Тут надо сказать, что в нашей семье никогда детей не били. Дело ограничивалось подзатыльниками и подплесниками. За какую-нибудь провинность отец жесткой своей, заскорузлой, тяжелой ладонью пахаря и косца смажет несильно по затылку – вот и все наказанье. Мать, если понадобится сделать то же самое, хлопала ладонью по мягкому месту. Это уж был не подзатыльник, а подплесник. И был однажды курьез. Моя сестра (и крестная) Валентина прикрикнула на меня за что-то: «Сейчас получишь белый подплесник». Белый, наверное, означало – по голому мягкому месту. Слова «подплесник» я тогда, значит, не понимал. Мне вообразилось нечто белое, творожное, вкусное, либо белое, печеное вроде блина, лепешки. Я полдня, к потехе всех домашних, приставал к Валентине и выпрашивал: «Дай белый подплесник, ну, дай белый подплесник!»
И вот решили меня по-настоящему выпороть. И поручено это было матери, и было это для нее большим наказанием, нежели для меня. Она незадолго до смерти, то есть лет тридцать пять спустя, все еще пыталась просить у меня прощенья за что-то, а я никак не мог понять, за что, и только потом, когда ее уже не стало, вдруг однажды озарило меня, как обожгло: да это она за ту, порку, за ту экзекуцию просила прощенья.

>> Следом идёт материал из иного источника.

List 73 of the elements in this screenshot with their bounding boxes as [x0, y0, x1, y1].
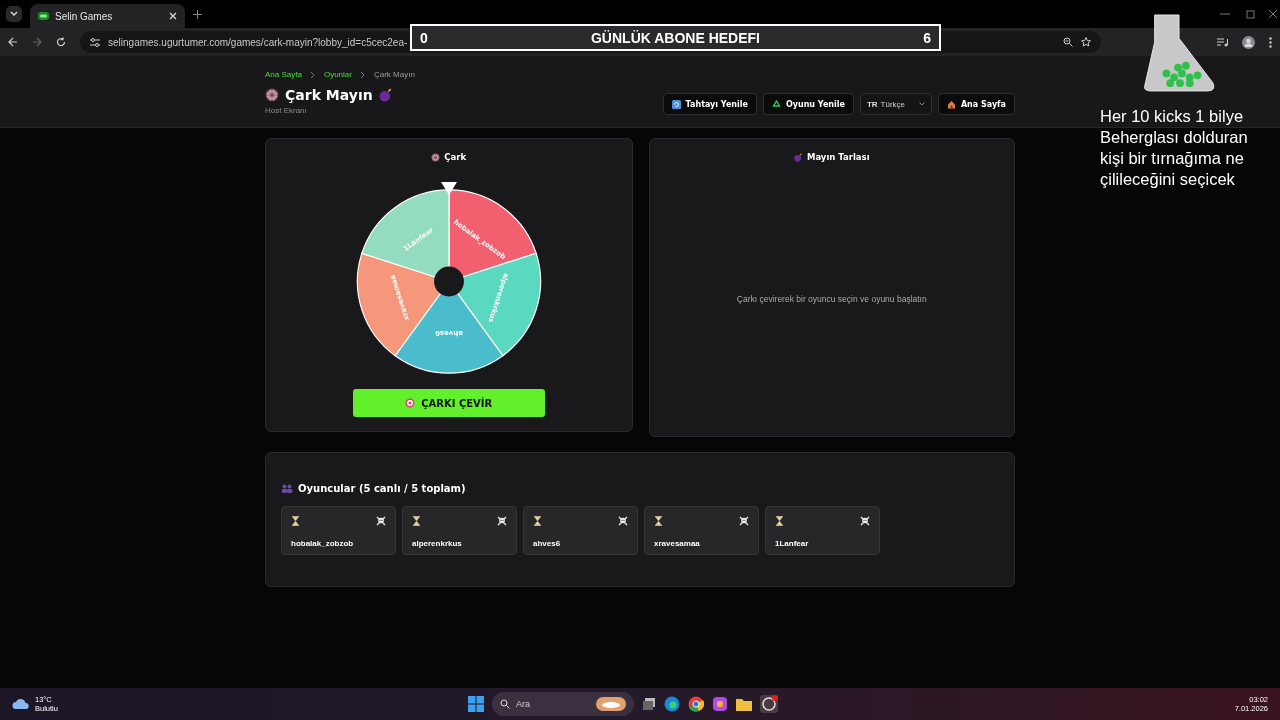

Мать предупредила меня, что сейчас начнет бить, сказала, за что, и била скрученным полотенцем. Била и сама рыдала, плакала больше, чем я. Помню, что это было совсем не больно (подумаешь, скрученное полотенце, не полено, не плетка, не ремень), но само по себе все это было настольно мучительно для обоих, что я все до сих пор помню в мельчайших ощущениях, а Степанида Ивановна несла, оказывается, тяжесть этого дня до самой смерти.
Второй случай внешне выглядел пустяком рядом с первым (здесь все-таки – воровство из отцовского кошелька, вопрос нравственности и морали, проявившаяся черта с далеко идущими, возможно, последствиями и вообще отвратительный проступок, чтобы не сказать – преступление), а там… там был именно случай, но в обстановке тех лет он мог кончиться огромной трагедией и, должно быть, очень сильно напугал моего отца.
В этих записках я рассказывал, что в вощине, которую как сырье для производства воска откуда-то привозил в рогожных кулях и в матерчатых мешках отец, попадалось много разнообразных предметов. Больше всего там было денежной мелочи, монеток, но могло встретиться и другое: медный оконный шпингалет, гвоздь, шуруп, дверная медная ручка, навески для двери или оконной рамы, перочинный ножичек… А однажды, как уже говорилось, попался настоящий заряженный револьвер. Это был очень старый револьвер, допотопной системы (если бы полистать теперь альбом с видами оружия, я, конечно, его узнал бы), но помню, что был у него барабан, и торчали из барабана против каждого гнезда медные шпеньки, по которым должна была ударять собачка, и в гнездах барабана видны были пули, и можно только дивиться, почему при нашем мальчишеском обращении с этим предметом, при нашем бесконечном щелканье им не произошло ни одного выстрела. Да, отец, видимо, забыл про эту давнюю находку либо считал ее потерянной, на самом же деле револьвер находился у меня. Он был надежно спрятан на чердаке, но время от времени я извлекал его из тайника, и мы с мальчишками убегали на «кручу» (лесистый песчаный откос над нашей речкой), чтобы играть там в Чапаева или уж не помню в кого и во что.